Dete no se hizo repetir el mandato.

—Pues bien, ¡adiós! ¡Adiós, Heidi! —dijo rápidamente, y presa de una violenta emoción, bajó corriendo sin detenerse hasta Dörfli.

Cuando llegó a la aldea, todo el mundo se precipitó sobre ella para hacerle preguntas; todos conocían bien a Dete y sabían quién era la pequeña.

—¿Dónde está la niña? —le gritaban— Dete, ¿dónde has dejado a la pequeña?

Dete, cada vez más impaciente, contestaba:

—Allá arriba, con el Viejo. ¿Lo habéis oído? ¡En casa del Viejo de los Alpes!

De todas partes las mujeres se exclamaron: «¿Cómo has podido hacer semejante cosa?». «¡Pobrecita!». «¡Una niña indefensa!». Y una y otra vez oía: «¡Pobre niña!».

Muy irritada, Dete huyó tan rápidamente como pudo, y se sintió aliviada cuando dejó de oírlas.
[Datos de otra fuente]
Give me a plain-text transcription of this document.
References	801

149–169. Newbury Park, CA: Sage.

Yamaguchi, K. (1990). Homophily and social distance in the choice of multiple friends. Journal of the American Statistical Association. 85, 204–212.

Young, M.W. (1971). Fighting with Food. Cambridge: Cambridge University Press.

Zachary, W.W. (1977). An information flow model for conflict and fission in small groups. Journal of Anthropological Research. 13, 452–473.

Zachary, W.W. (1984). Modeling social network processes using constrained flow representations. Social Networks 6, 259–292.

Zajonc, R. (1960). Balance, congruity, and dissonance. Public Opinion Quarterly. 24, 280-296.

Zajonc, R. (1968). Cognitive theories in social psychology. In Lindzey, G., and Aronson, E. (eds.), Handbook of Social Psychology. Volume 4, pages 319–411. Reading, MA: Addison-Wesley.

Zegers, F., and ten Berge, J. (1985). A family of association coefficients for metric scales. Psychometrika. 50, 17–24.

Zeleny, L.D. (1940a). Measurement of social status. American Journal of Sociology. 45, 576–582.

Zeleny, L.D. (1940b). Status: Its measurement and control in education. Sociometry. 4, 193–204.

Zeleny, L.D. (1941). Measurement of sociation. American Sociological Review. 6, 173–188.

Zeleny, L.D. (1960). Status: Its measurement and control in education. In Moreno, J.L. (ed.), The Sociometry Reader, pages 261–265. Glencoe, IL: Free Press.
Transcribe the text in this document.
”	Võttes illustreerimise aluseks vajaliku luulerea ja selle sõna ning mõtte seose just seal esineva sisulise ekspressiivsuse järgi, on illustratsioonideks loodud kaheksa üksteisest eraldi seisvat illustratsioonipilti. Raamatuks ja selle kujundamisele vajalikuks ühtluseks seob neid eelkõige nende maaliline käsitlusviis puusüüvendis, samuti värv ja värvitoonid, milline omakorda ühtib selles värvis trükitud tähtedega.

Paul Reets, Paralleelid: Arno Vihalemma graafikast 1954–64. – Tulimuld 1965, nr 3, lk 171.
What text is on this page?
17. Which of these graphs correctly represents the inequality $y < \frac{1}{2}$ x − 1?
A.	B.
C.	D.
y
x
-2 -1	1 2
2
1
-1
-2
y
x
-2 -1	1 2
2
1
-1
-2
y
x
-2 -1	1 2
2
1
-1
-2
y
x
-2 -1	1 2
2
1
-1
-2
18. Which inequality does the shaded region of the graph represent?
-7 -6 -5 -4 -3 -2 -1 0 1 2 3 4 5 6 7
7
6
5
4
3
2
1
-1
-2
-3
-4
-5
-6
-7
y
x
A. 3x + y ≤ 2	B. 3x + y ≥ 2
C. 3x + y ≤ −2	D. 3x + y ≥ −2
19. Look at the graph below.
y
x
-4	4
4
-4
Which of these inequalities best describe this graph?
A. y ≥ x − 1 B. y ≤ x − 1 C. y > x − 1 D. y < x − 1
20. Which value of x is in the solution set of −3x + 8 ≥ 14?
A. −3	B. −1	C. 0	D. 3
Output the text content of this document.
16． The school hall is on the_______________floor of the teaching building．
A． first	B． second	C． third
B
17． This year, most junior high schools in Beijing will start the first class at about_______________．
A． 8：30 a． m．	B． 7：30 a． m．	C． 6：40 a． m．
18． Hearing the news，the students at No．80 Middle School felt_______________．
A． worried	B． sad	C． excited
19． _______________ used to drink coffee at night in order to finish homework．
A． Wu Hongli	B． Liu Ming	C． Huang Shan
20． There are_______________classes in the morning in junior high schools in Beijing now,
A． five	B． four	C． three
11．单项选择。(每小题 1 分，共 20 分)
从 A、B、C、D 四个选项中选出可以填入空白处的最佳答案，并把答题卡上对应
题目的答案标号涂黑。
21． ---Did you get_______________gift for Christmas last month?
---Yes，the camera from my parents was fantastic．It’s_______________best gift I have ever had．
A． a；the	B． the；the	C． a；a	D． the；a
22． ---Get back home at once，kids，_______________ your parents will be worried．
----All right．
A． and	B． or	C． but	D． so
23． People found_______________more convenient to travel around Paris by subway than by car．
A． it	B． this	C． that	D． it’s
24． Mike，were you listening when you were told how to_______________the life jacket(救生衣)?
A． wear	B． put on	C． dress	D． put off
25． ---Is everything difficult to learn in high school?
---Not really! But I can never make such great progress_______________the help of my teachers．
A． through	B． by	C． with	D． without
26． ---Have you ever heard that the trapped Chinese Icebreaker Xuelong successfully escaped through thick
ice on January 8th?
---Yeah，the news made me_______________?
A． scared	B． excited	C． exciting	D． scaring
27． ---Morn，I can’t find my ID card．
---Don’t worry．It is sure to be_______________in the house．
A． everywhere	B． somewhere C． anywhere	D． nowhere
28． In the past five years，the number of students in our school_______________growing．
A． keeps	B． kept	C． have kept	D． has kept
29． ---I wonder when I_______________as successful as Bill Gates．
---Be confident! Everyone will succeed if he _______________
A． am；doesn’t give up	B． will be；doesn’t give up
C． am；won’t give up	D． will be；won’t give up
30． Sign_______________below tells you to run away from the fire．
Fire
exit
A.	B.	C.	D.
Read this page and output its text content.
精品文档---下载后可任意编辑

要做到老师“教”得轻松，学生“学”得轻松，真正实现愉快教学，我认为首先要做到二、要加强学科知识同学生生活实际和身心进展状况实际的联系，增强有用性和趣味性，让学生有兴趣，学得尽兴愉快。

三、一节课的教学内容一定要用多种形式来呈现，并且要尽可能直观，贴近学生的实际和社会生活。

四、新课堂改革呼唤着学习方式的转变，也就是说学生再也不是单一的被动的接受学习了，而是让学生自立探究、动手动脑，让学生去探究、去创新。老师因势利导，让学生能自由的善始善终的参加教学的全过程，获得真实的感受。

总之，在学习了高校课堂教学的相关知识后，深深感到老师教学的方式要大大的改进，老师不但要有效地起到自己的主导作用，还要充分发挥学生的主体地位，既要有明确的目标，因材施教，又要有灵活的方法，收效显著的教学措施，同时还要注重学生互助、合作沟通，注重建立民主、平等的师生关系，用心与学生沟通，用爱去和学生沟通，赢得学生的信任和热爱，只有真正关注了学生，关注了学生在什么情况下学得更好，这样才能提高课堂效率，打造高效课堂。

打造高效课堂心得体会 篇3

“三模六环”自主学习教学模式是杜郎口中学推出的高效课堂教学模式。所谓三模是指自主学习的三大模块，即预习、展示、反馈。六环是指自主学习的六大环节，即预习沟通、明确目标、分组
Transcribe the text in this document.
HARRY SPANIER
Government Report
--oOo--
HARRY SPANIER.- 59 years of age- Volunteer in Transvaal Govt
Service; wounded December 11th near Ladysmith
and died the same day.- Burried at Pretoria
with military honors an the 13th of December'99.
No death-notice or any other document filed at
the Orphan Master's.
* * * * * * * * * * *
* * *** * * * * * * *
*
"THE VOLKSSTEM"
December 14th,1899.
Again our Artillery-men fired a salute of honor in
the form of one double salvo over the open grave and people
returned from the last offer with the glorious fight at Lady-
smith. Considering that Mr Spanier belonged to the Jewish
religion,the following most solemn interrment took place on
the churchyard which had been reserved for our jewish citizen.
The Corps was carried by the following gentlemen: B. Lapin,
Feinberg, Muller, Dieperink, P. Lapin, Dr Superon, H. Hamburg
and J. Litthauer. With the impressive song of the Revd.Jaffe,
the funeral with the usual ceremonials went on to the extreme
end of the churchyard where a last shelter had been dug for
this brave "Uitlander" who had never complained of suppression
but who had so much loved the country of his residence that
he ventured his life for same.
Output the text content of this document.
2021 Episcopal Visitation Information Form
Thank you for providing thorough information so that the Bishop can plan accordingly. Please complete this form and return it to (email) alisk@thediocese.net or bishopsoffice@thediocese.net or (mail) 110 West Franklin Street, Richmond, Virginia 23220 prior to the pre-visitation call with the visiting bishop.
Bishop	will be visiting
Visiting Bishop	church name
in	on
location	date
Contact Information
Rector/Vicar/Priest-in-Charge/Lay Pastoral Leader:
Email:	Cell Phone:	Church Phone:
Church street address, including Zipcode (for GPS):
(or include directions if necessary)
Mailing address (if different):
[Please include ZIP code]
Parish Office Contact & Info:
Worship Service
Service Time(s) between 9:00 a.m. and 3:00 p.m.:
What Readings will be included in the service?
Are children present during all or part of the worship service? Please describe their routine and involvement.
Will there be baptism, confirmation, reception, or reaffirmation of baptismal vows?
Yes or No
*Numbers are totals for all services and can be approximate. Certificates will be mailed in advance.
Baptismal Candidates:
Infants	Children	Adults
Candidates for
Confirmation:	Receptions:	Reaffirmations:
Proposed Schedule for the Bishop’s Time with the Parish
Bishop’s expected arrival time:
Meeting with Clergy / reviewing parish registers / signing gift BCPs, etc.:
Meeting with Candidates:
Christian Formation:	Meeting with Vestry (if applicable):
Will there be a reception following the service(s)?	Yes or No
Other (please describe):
No tenía la conciencia tranquila, ya que su madre antes de morir le había confiado la pequeña. Pero Dete se dijo, a fin de tranquilizarse, que podía volver a cuidar de ella cuando hubiera ganado mucho dinero. Y a medida que se alejaba del pueblo y de sus gentes, se alegraba de la magnífica colocación que la esperaba.